Ich glaube, ich kann guten Gewissens von mir behaupten, ein Minimalist zu sein.  Ich liebe es draußen zu sein und hasse geschlossene Räume. Das geht so weit, dass ich ab Ende März bis spät in den Herbst hinein auf dem Balkon sitze und arbeite, wenn es sein muss eben in dicker Jacke und mit Decke. Dementsprechend gerne schlafe ich im Zelt. Ich liebe es, wochenlang abends auf der Isomatte vor meinem Zelt zu sitzen und auf meinem Sturmkocher etwas leckeres zu kochen. Ein Campingplatz ist für mich gut, wenn die Heringe einigermaßen in den Boden gehen, aus der Dusche warmes Wasser kommt und die Toiletten sauber sind. Klar gibt es da Abstufungen. Warmes Wasser zum Spülen ist nicht zu verachten, und wenn die Sanitärgebäude nett gestaltet sind, finde ich es auch schöner als mich in einem Container zu waschen, aber wirklich wichtig ist es nicht. Viel entscheidender ist für mich, ob ich zwischen Wohnwagen stehe oder mir eine Wiese mit anderen Zelten teile. Ich will nicht abstreiten, dass ich nach einer anstrengenden Tour schon das ein oder andere Mal neidisch auf ein schickes Hotel geblickt habe, aber auf das Zelt zu verzichten und stattdessen in Hotels zu übernachten, das wäre für mich keine Alternative.

Wenn ich aus verschiedenen Gründen doch auf ein Hotel oder Ähnliches angewiesen bin, dann buche ich in der Regel die billigste Unterkunft, die es vor Ort gibt. Warum soll ich viel Geld für etwas ausgeben, was ich eh verschlafe?

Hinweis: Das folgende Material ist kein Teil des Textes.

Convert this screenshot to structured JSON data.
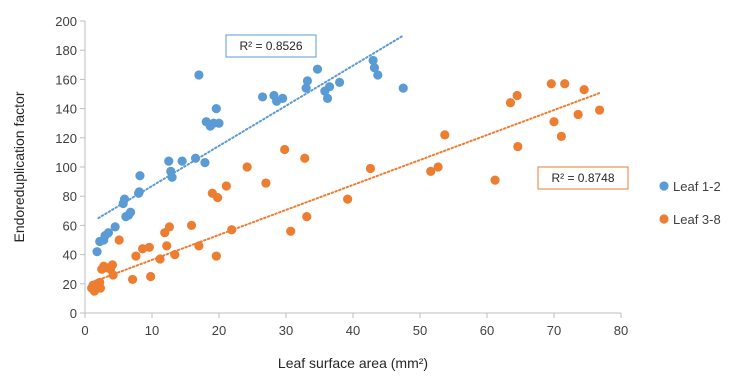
{
  "chart_data": {
    "type": "scatter",
    "xlabel": "Leaf surface area (mm²)",
    "ylabel": "Endoreduplication factor",
    "xlim": [
      0,
      80
    ],
    "ylim": [
      0,
      200
    ],
    "x_ticks": [
      "0",
      "10",
      "20",
      "30",
      "40",
      "50",
      "60",
      "70",
      "80"
    ],
    "y_ticks": [
      "0",
      "20",
      "40",
      "60",
      "80",
      "100",
      "120",
      "140",
      "160",
      "180",
      "200"
    ],
    "grid": false,
    "legend_position": "right",
    "series": [
      {
        "name": "Leaf 1-2",
        "color": "#5B9BD5",
        "r2_label": "R² = 0.8526",
        "trendline": {
          "x": [
            2,
            47.5
          ],
          "y": [
            65,
            190
          ]
        },
        "points": [
          [
            1.8,
            42
          ],
          [
            2.2,
            49
          ],
          [
            2.8,
            50
          ],
          [
            3.0,
            53
          ],
          [
            3.5,
            55
          ],
          [
            4.5,
            59
          ],
          [
            5.7,
            75
          ],
          [
            5.9,
            78
          ],
          [
            6.1,
            66
          ],
          [
            6.5,
            67
          ],
          [
            6.8,
            69
          ],
          [
            8.0,
            82
          ],
          [
            8.1,
            83
          ],
          [
            8.2,
            94
          ],
          [
            12.5,
            104
          ],
          [
            12.8,
            97
          ],
          [
            13.0,
            93
          ],
          [
            14.5,
            104
          ],
          [
            16.5,
            106
          ],
          [
            17.0,
            163
          ],
          [
            17.9,
            103
          ],
          [
            18.1,
            131
          ],
          [
            18.7,
            128
          ],
          [
            19.2,
            130
          ],
          [
            19.6,
            140
          ],
          [
            20.0,
            130
          ],
          [
            26.5,
            148
          ],
          [
            28.2,
            149
          ],
          [
            28.6,
            145
          ],
          [
            29.5,
            147
          ],
          [
            33.0,
            154
          ],
          [
            33.2,
            159
          ],
          [
            34.7,
            167
          ],
          [
            35.8,
            152
          ],
          [
            36.2,
            147
          ],
          [
            36.5,
            155
          ],
          [
            38.0,
            158
          ],
          [
            43.0,
            173
          ],
          [
            43.2,
            168
          ],
          [
            43.7,
            163
          ],
          [
            47.5,
            154
          ]
        ]
      },
      {
        "name": "Leaf 3-8",
        "color": "#ED7D31",
        "r2_label": "R² = 0.8748",
        "trendline": {
          "x": [
            1,
            77
          ],
          "y": [
            21,
            151
          ]
        },
        "points": [
          [
            1.0,
            17
          ],
          [
            1.2,
            19
          ],
          [
            1.4,
            15
          ],
          [
            1.6,
            18
          ],
          [
            1.8,
            20
          ],
          [
            2.0,
            18
          ],
          [
            2.2,
            21
          ],
          [
            2.3,
            17
          ],
          [
            2.5,
            30
          ],
          [
            2.8,
            32
          ],
          [
            3.2,
            31
          ],
          [
            3.8,
            30
          ],
          [
            4.1,
            33
          ],
          [
            4.2,
            26
          ],
          [
            5.1,
            50
          ],
          [
            7.1,
            23
          ],
          [
            7.6,
            39
          ],
          [
            8.6,
            44
          ],
          [
            9.6,
            45
          ],
          [
            9.8,
            25
          ],
          [
            11.2,
            37
          ],
          [
            11.9,
            55
          ],
          [
            12.2,
            46
          ],
          [
            12.6,
            59
          ],
          [
            13.4,
            40
          ],
          [
            15.9,
            60
          ],
          [
            17.0,
            46
          ],
          [
            19.0,
            82
          ],
          [
            19.8,
            79
          ],
          [
            19.6,
            39
          ],
          [
            21.1,
            87
          ],
          [
            21.9,
            57
          ],
          [
            24.2,
            100
          ],
          [
            27.0,
            89
          ],
          [
            29.8,
            112
          ],
          [
            30.7,
            56
          ],
          [
            32.8,
            106
          ],
          [
            33.1,
            66
          ],
          [
            39.2,
            78
          ],
          [
            42.6,
            99
          ],
          [
            51.6,
            97
          ],
          [
            52.7,
            100
          ],
          [
            53.7,
            122
          ],
          [
            61.2,
            91
          ],
          [
            63.5,
            144
          ],
          [
            64.5,
            149
          ],
          [
            64.6,
            114
          ],
          [
            69.6,
            157
          ],
          [
            70.0,
            131
          ],
          [
            71.1,
            121
          ],
          [
            71.6,
            157
          ],
          [
            73.6,
            136
          ],
          [
            74.5,
            153
          ],
          [
            76.8,
            139
          ]
        ]
      }
    ]
  }
}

Dann gibt es aber auch die Momente im Leben, wo ich einfach mal abschalten und entspannen möchte, wo ich umhegt und umpflegt werden möchte und ich mich um nichts kümmern muss und es mir einfach mal gutgehen lassen möchte. Wie praktisch, dass genau zur richtigen Zeit Anja von travel on toast und Janet von teilzeitreisender zum 11. Kölner Reisebloggertreffen ins Atlantic Grand Hotel Travemünde geladen hatten, was übrigens mal wieder hervorragend organisiert war.

Atlantic Hotel TravemündeMeine Ankunft im Atlantic Hotel Travemünde

Am Nachmittag stand ich dann ziemlich abgelatscht, denn ich hatte mir noch Lübeck angesehen, und vom Ostseewind zerzaust vor dem Atlantic Superior Hotel. Nachdem ich die Glastür am Eingang geöffnet habe, schwingt vor mir eine alte Tür mit Gitterfenstern auf und ich betrete die geschmackvoll eingerichtete Lobby. Irgendetwas scheint mich zu umgeben, doch ich kann nicht genau fassen, was es ist. Das denkmalgeschützte Haus versprüht sofort seinen Charme und am Empfang rechne ich fast damit, einen großen alten Schlüssel zu bekommen. Dem ist natürlich nicht so, denn das Haus ist mit allen technischen Raffinessen ausgestattet. Da ich nur eine etwas größere Handtasche dabei habe, verzichte ich darauf, mir das Gepäck auf das Zimmer bringen zu lassen und wähle die große Treppe, um zu meinem Zimmer zu gelangen. Die Treppe knirscht und erzählt mir mit jedem Schritt eine Geschichte aus vergangenen Zeiten. Beispielsweise von der Einweihung des Hauses als Kursaal 1914, von den 30er Jahren als hier im Sommer rund um die Uhr gefeiert wurde, von den vielen Verletzten die hier zum Ende des 2. Weltkrieges unterkamen, von seiner Zeit als es als Casino berühmte Persönlichkeiten empfangen hat aber auch von der Übernahme durch die Atlantic Hotel Gruppe und die Modernisierung im vergangenen Jahr.

 

Zur Geschichte des heutigen Atlantic Grand Hotel Travemünde

Das Gebäude, in dem sich das heutige Atlantic befindet, wurde 1808 erbaut und 1914 als Kursaal eröffnet. Eigentlich sollte der Kursaal zum Mittel- und Anziehungspunkt des Seebades werden, doch der Ausbruch des Ersten Weltkrieges ließ diese Pläne scheitern.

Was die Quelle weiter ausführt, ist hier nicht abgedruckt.